Government intervention has been scrutinized by individuals working in both private and public organizations. Aside from debating whether it's beneficial to a national economy, a market research analyst would assert that changes throughout the distribution process are likely to be affected in some manner or another. When authorities intend to drive down the cost of a certain commodity, those manufacturing and transporting those goods undergo the greatest assessments.
Imposing new rules
According to The Economic Times, India's Fertiliser and Chemicals Minister Ananth Kumar informed his fellow officials and the public that he would speak with pharmaceutical companies in an attempt to reduce prices of essential drugs by 25 to 40 percent. Biocon Chairperson and Managing Director Kiran Mazumdar Shaw responded by asserting that the government's intention to bring down costs could discourage drug manufacturers from making medicines that are critical to the country's health care needs.

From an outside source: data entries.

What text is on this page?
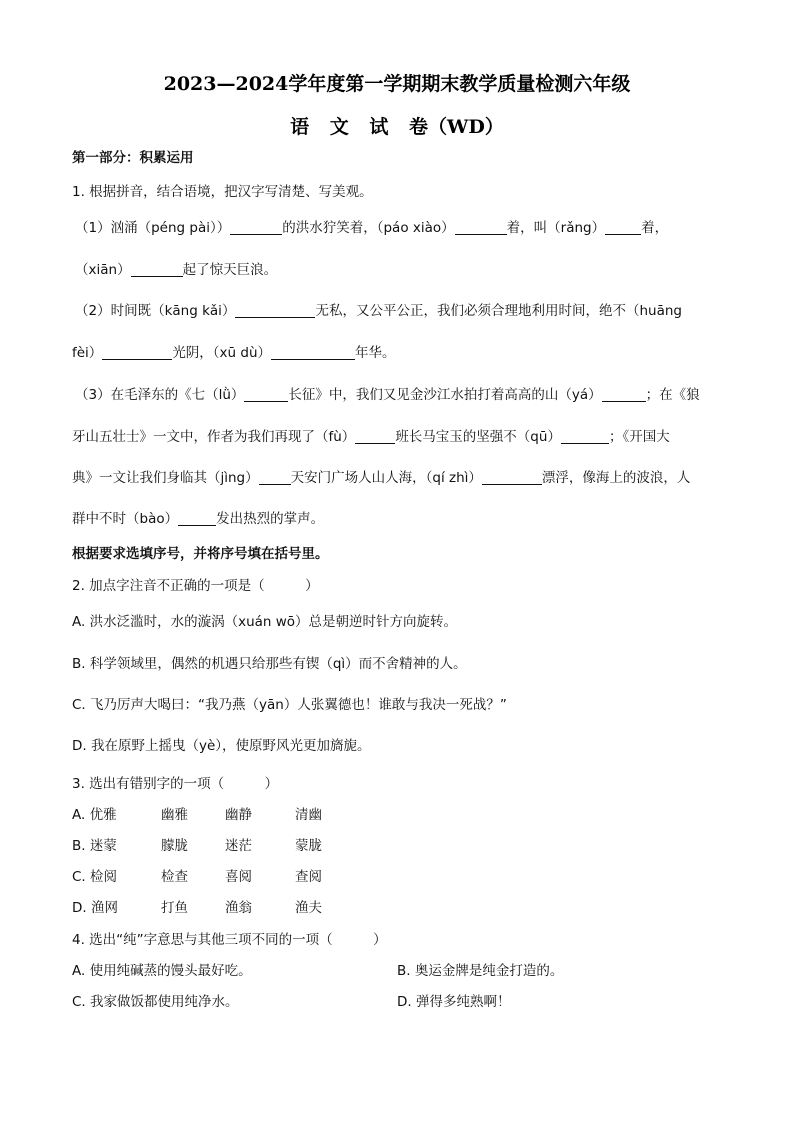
2023—2024学年度第一学期期末教学质量检测六年级
语 文 试 卷（WD）
第一部分：积累运用
1. 根据拼音，结合语境，把汉字写清楚、写美观。
（1）汹涌（péng pài））	的洪水狞笑着，（páo xiào）	着，叫（rǎng）	着，
（xiān）	起了惊天巨浪。
（2）时间既（kāng kǎi）	无私，又公平公正，我们必须合理地利用时间，绝不（huāng
fèi）	光阴，（xū dù）	年华。
（3）在毛泽东的《七（lǜ）	长征》中，我们又见金沙江水拍打着高高的山（yá）	；在《狼
牙山五壮士》一文中，作者为我们再现了（fù）	班长马宝玉的坚强不（qū）	；《开国大
典》一文让我们身临其（jìng） 天安门广场人山人海，（qí zhì）	漂浮，像海上的波浪，人
群中不时（bào）	发出热烈的掌声。
根据要求选填序号，并将序号填在括号里。
2. 加点字注音不正确的一项是（　　　）
A. 洪水泛滥时，水的漩涡（xuán wō）总是朝逆时针方向旋转。
B. 科学领域里，偶然的机遇只给那些有锲（qì）而不舍精神的人。
C. 飞乃厉声大喝曰：“我乃燕（yān）人张翼德也！谁敢与我决一死战？”
D. 我在原野上摇曳（yè），使原野风光更加旖旎。
3. 选出有错别字的一项（　　　）
A. 优雅	幽雅	幽静	清幽
B. 迷蒙	朦胧	迷茫	蒙胧
C. 检阅	检查	喜阅	查阅
D. 渔网	打鱼	渔翁	渔夫
4. 选出“纯”字意思与其他三项不同的一项（　　　）
A. 使用纯碱蒸的馒头最好吃。	B. 奥运金牌是纯金打造的。
C. 我家做饭都使用纯净水。	D. 弹得多纯熟啊！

"Minister Ananth Kumar's mandate to further reduce drug prices can potentially deter quality drug makers from manufacturing essential drugs," said Shaw on her Twitter page, as quoted by the source.
She further asserted that Kumar needs to factor in the likelihood of pharmaceutical companies delivering cheap products that are not as effective as the quality items India currently imports.
Analyzing the procurement process
In order to understand the predicament the Indian government currently finds itself in, it's appropriate to determine how drug manufacturers allocate resources. Paul Ericksen, a contributor to IndustryWeek, noted that organizations factor the effectiveness of their production techniques and distribution procedures into the final price of the products they're selling. It's a metric dubbed as manufacturing critical-path time (MCT). As Ericksen explained, it charts "the typical amount of calendar time from when a customer creates an order, through the critical-path until the first, single piece of that order is delivered to the customer."
MCT is essentially a measurement of how well a collection of factories, a single facility or an entire operation responds to unanticipated demand by treating the situation as normal. This means that an organization cannot regard the influx as a "hot" job by giving it priority above all other tasks, nor can it satisfy orders by leveraging pre-build, pre-positioned work in processes or finished item inventory.
The bottom line is that producers have limited capabilities, and the demands imposed by Minister Kumar and his associates may deter pharmaceutical companies from selling to India. Unless the country's government makes use of a robust supplier relationship management tool, the nation may find difficulty procuring necessary goods.